GDPR has been in force since 2018, but plenty of event organizers in Poland still haven't sorted out the basics. And the consequences of getting it wrong aren't theoretical — the Polish data protection authority (UODO) issues fines and has done so to organizations much smaller than you might expect.
This guide covers the practical side. Not a legal text — that's what lawyers are for — but a working understanding of what ticketing means for GDPR compliance, what you need to have in place, and where the real risks are.
What data do you actually collect?
When someone buys a ticket to your event, you typically collect: their name, email address, payment details (usually handled by your payment processor), and sometimes their phone number, date of birth (for age-restricted events), or dietary requirements (for events with catering).
Each of these data points is personal data under GDPR. Collecting it creates obligations. The first question to ask is: do you actually need all of it?
Name and email are necessary to send the ticket and confirm the purchase. Phone number is optional in most cases. Date of birth for age verification can often be replaced with a simple age confirmation checkbox. Every piece of data you don't collect is a piece of data you don't need to protect or justify.
Legal basis for processing
GDPR requires a legal basis for processing personal data. For ticket sales, the clearest basis is contract performance — you need the data to fulfil the ticket purchase agreement. Name and email for ticket delivery? Clearly covered.
The problem comes with secondary uses. If you want to add ticket buyers to your email marketing list, that's a different purpose. Contract performance doesn't cover it. You need either explicit consent or a legitimate interest assessment.
Pre-ticked "add me to the newsletter" boxes are not valid consent under GDPR. The opt-in must be active and separate from the ticket purchase.
This is where many Polish event organizers are exposed. Adding buyers to a mailing list without a separate, explicit opt-in is a violation — even if your terms of service mention it somewhere in the small print.
Privacy notice: what it needs to say
At the point of data collection (the ticket purchase flow), you must provide a privacy notice. It needs to cover:
- Who is the data controller (your organization, with contact details)
- What data is being collected
- Why it's being collected (legal basis)
- How long it will be kept
- Whether it will be shared with third parties (your ticketing platform, payment processor)
- How buyers can exercise their rights (access, deletion, correction)
A link to a full privacy policy in the checkout flow satisfies this requirement, as long as the policy is actually complete and accurate.
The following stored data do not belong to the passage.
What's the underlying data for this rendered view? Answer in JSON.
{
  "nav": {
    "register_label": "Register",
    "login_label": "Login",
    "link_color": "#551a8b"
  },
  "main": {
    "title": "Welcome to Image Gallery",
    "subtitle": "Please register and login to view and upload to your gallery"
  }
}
A single-paragraph policy that doesn't address these points doesn't count.
Your ticketing platform as a data processor
If you're using a third-party ticketing platform, that platform processes attendee data on your behalf. Under GDPR, that makes them a data processor and you the data controller. You're responsible for their handling of the data.
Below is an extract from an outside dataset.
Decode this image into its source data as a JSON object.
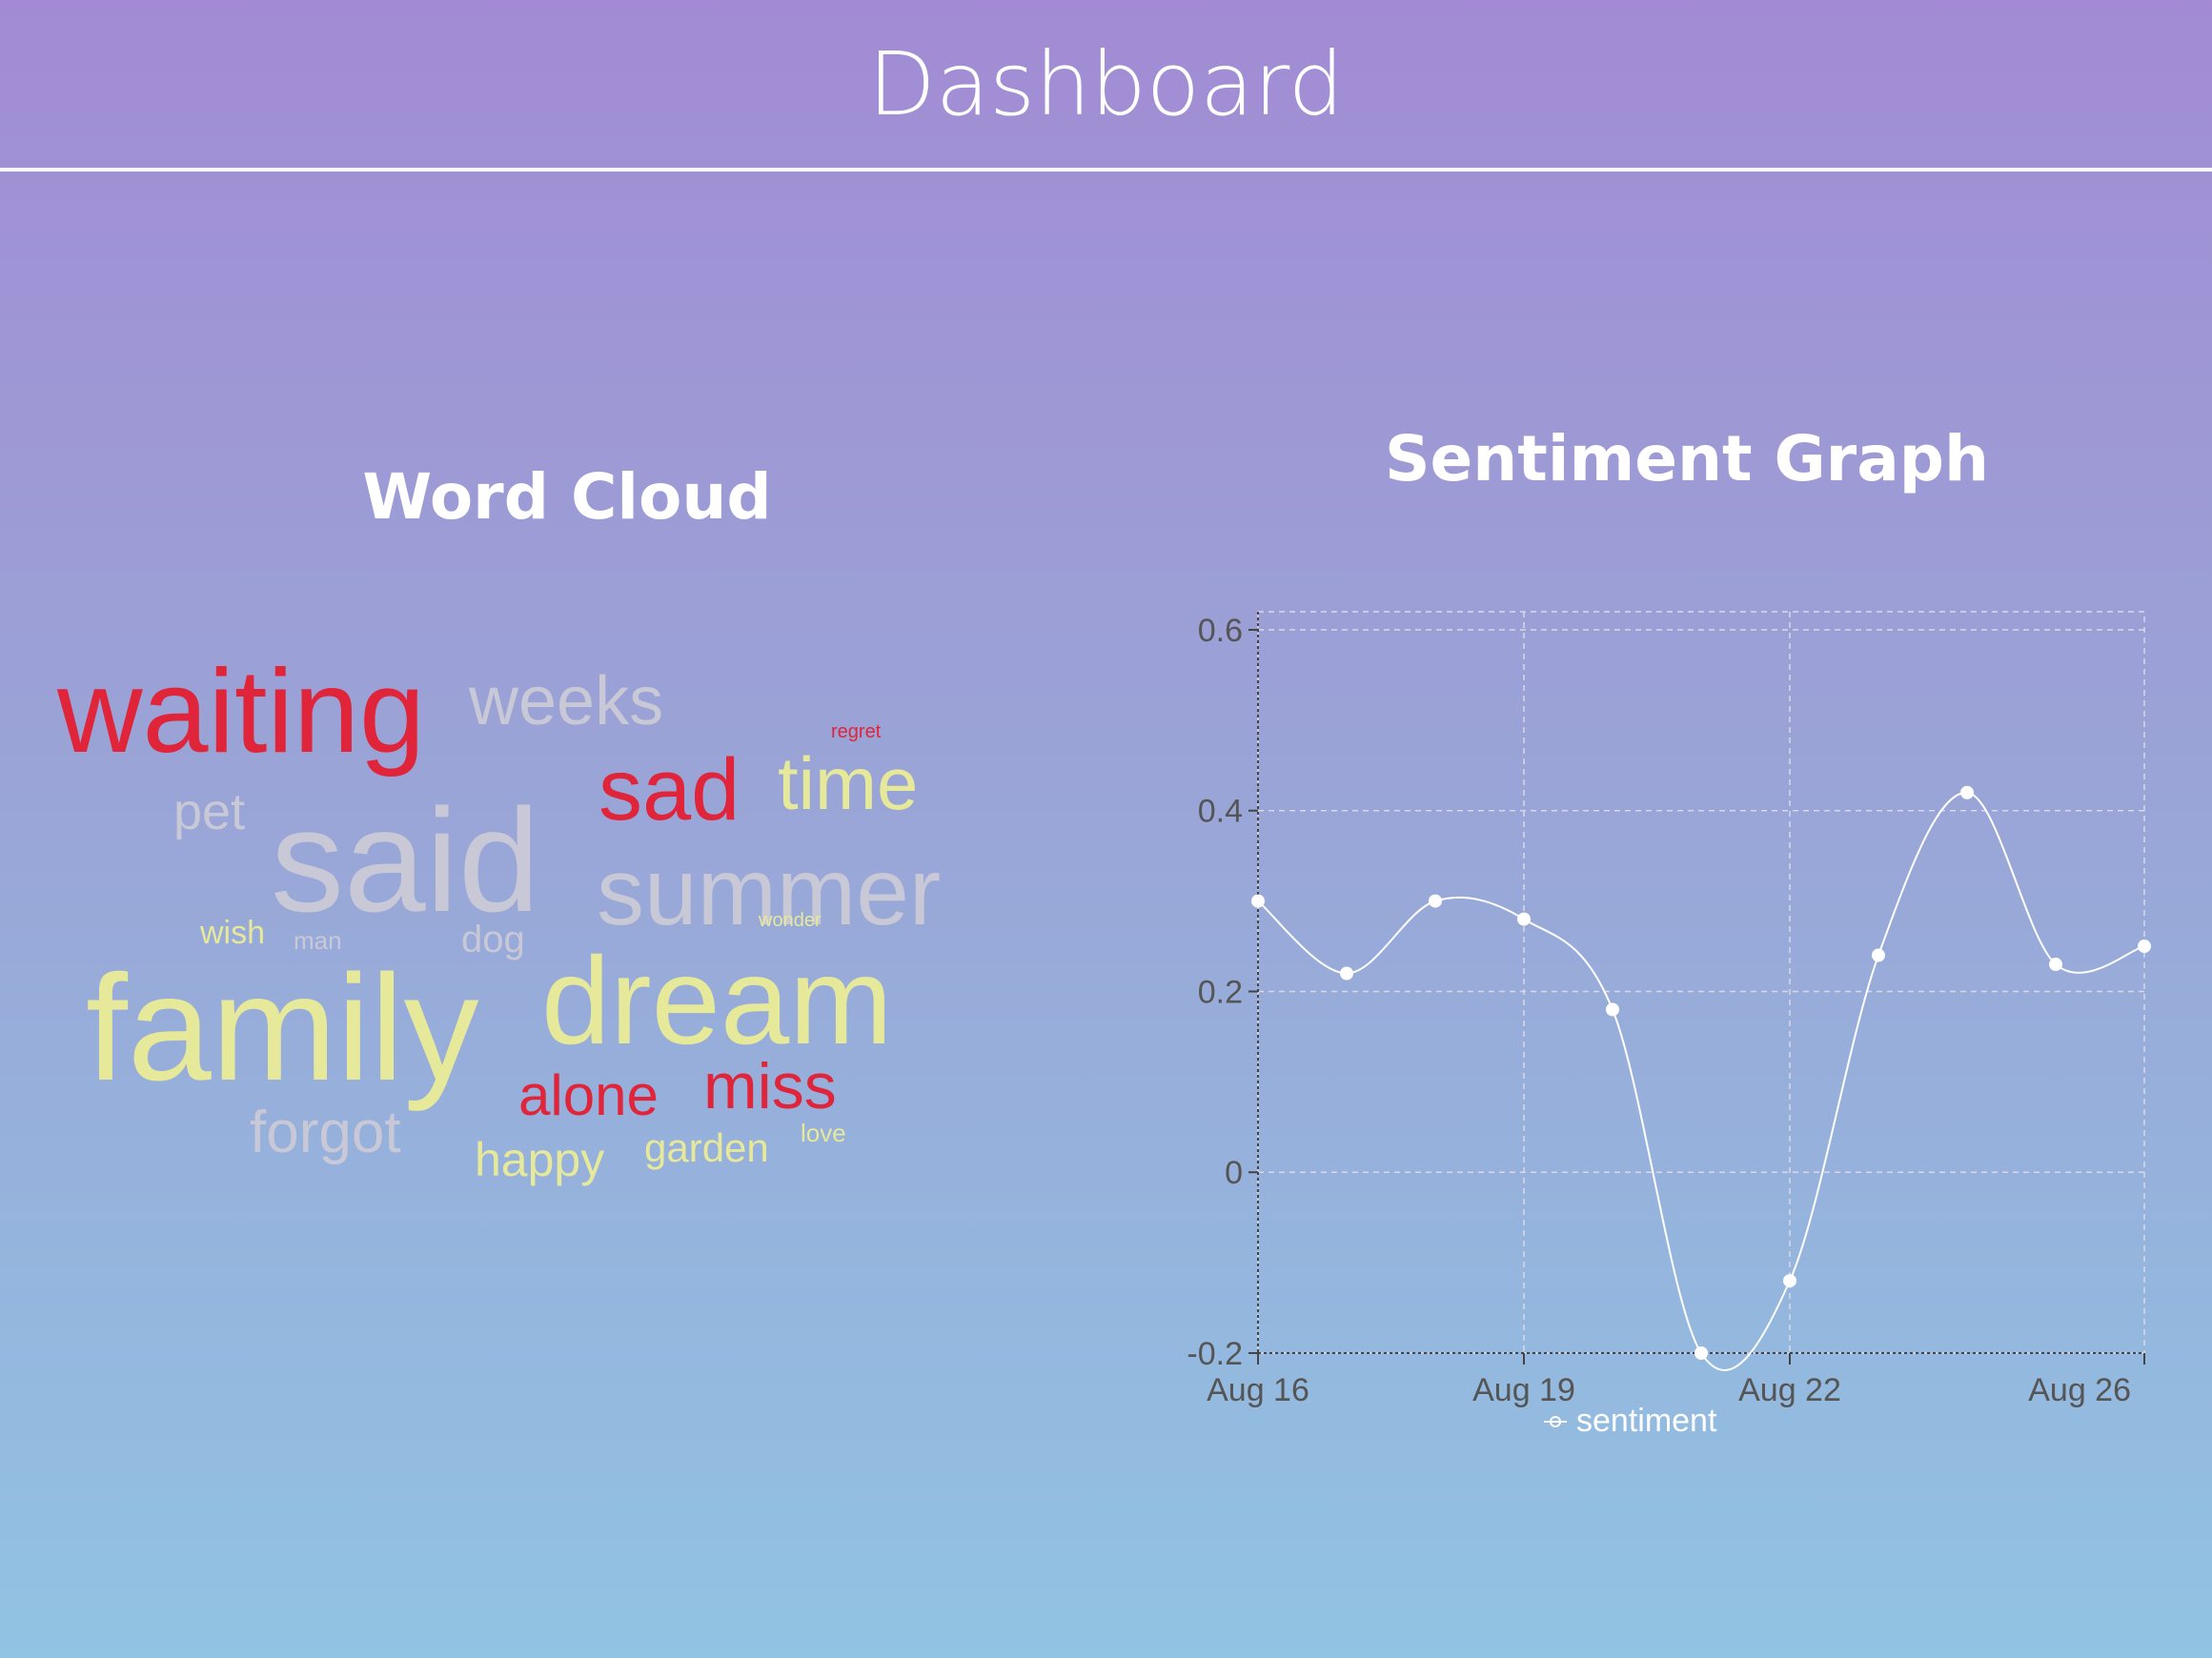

This means you need a Data Processing Agreement (DPA) with your ticketing platform. Most reputable platforms have standard DPAs available. If yours doesn't, that's a red flag.
The DPA should specify:
- What data the processor handles
- The purposes they're allowed to use it for
- Security measures they have in place
- Where the data is stored (EU-based storage is simpler from a compliance standpoint)
- Procedures for handling a data breach
Retention: how long can you keep attendee data?
GDPR's storage limitation principle says you can only keep personal data for as long as necessary for the purpose it was collected. For event ticketing, that means:
| Data type | Suggested retention | Reason |
|---|---|---|
| Purchase records | 5 years | Tax and accounting obligations in Poland |
| Entry scan logs | 6–12 months | Event operations, dispute resolution |
| Marketing list (consented) | Until opt-out or 2 years inactive | Consent-based, must respect withdrawal |
| Unsubscribed contacts | Keep email + unsubscribe date | Prevents re-adding to list |
The tax obligation for purchase records in Poland is the reason you can retain financial transaction data longer than the event itself. But that retention has to be documented and justified in your privacy policy.
What to do if there's a breach
A data breach — unauthorized access, accidental disclosure, or loss of personal data — must be reported to UODO within 72 hours if it poses a risk to individuals. If the risk is high (financial data, sensitive personal data), the affected individuals must also be notified.
For most event ticketing scenarios, the relevant scenarios are: your ticketing platform being breached, your attendee data being exported and lost, or a disgruntled staff member with scanner access sharing the attendee list.
The practical preparation: know who in your organization is responsible for data breach reporting. Have the UODO notification form bookmarked. Know who your data protection contact is at your ticketing platform. These things are easy to set up when nothing is wrong and nearly impossible to figure out in a 72-hour window when something has gone wrong.
Compliance doesn't have to be complicated for most event organizers. Get a proper privacy policy, use a ticketing platform with a DPA, collect only what you need, and get explicit opt-ins before marketing to your buyers. That covers the major bases.